FOR instance, I ALWAYS eat healthily and provide for my family well-balanced meals full of nutritional goodness. I'd never dream of allowing Jack to eat Cheetos for breakfast, nor would I, desperate for a sweet-fix, ever be caught dead standing in the pantry pouring myself a mouthful of Aunt Jemima pancake syrup.
Ick, like, for reals.
And because nutrition is so important to me, I would NEVER decide that my steamed beans were too bland at dinner and shove them onto my toddler's plate when he and Daddy weren't looking. You know, because it's totally more acceptable for a 2 year old to not eat his veggies than his nursing-twins Mommy.

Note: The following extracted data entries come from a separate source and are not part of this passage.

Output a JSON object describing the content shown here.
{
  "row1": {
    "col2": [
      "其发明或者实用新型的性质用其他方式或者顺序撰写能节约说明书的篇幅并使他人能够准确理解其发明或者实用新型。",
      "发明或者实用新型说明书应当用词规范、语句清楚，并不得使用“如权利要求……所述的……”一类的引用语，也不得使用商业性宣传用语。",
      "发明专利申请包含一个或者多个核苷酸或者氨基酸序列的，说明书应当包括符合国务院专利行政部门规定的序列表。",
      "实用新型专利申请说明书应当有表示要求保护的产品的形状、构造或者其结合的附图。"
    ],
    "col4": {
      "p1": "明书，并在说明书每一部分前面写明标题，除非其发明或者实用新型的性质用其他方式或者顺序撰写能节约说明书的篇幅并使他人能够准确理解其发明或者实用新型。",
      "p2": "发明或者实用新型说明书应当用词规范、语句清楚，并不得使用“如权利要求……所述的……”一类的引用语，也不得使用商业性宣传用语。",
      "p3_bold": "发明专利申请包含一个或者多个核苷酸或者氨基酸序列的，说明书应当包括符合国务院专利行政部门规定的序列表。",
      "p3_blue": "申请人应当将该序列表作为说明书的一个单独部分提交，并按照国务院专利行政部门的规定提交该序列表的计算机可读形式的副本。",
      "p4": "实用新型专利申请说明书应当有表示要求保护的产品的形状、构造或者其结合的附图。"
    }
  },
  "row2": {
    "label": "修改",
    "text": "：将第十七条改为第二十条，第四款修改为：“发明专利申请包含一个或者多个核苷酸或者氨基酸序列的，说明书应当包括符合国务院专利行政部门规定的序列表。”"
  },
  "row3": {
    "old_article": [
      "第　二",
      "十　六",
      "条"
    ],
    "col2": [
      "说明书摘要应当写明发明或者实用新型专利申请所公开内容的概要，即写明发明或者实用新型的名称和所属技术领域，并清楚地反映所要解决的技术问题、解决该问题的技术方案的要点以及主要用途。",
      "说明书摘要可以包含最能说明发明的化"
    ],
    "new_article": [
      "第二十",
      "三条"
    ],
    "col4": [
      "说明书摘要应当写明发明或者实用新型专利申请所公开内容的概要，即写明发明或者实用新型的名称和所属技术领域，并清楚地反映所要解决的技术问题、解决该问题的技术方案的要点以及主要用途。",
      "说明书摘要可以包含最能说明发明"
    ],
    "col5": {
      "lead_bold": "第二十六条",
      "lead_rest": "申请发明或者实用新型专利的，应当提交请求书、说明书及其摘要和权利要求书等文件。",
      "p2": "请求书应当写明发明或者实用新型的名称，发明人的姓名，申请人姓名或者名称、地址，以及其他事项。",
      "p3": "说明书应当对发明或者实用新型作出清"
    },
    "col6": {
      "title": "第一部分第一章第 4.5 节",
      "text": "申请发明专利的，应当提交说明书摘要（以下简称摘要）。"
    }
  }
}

Yes, sirrie, Bob, all about health here. No Nor'easter flood-puddle jumping for us... I mean, I'd be totally grossed out if I let my child splash in every puddle between school and home (and if I had accompanied him!) only to find out later that sewage was backing up. Eeeew, sick!
I also like to hold myself to the highest grooming standards, so I would never be left wondering if my eyebrow hairs grow faster than my leg hairs, or if it just SEEMS like it and if I let my eyebrow hairs get as long as my leg hairs, would they seem to grow as slowly? And is it an exponential growth-rate where the shorter the hair, the faster it grows and it slows down as I get more and more shaggy? All of these musings are totally moot points as my legs are always shaved and bows always neatly plucked. Seriously.**
Likewise, since good manners accompany good grooming, I would never delight in my son's use of the word "deuce" to describe his bowel movement, nor would I praise the statement, "Ow, fock, I hurt me!" for the demonstration of a solid understanding of pronouns at an early age. I would certainly correct him and explain that "deuce" is not a nice word and should be replaced with "potty" or "feces" or "bowel movement" and that "fock" is a terrible word and that I have no idea where he heard it since I would never, ever use it
You know what? There are plenty - PLENTY - of other things I'd be ashamed of myself for doing or saying or not doing or not saying. BUT I am going to try to divert my creativity to more, better posts and especially stop procrastinating and go ahead and do my "awards" post, as well as the girls' next food: Butternut Squash. Yikes, lots to do... Thankfully I always am totally on top of everything! (*grin*)
**Disclaimer: I haven't got busy eyebrows - I just have stragglers that need to be plucked to MAINTAIN my arches.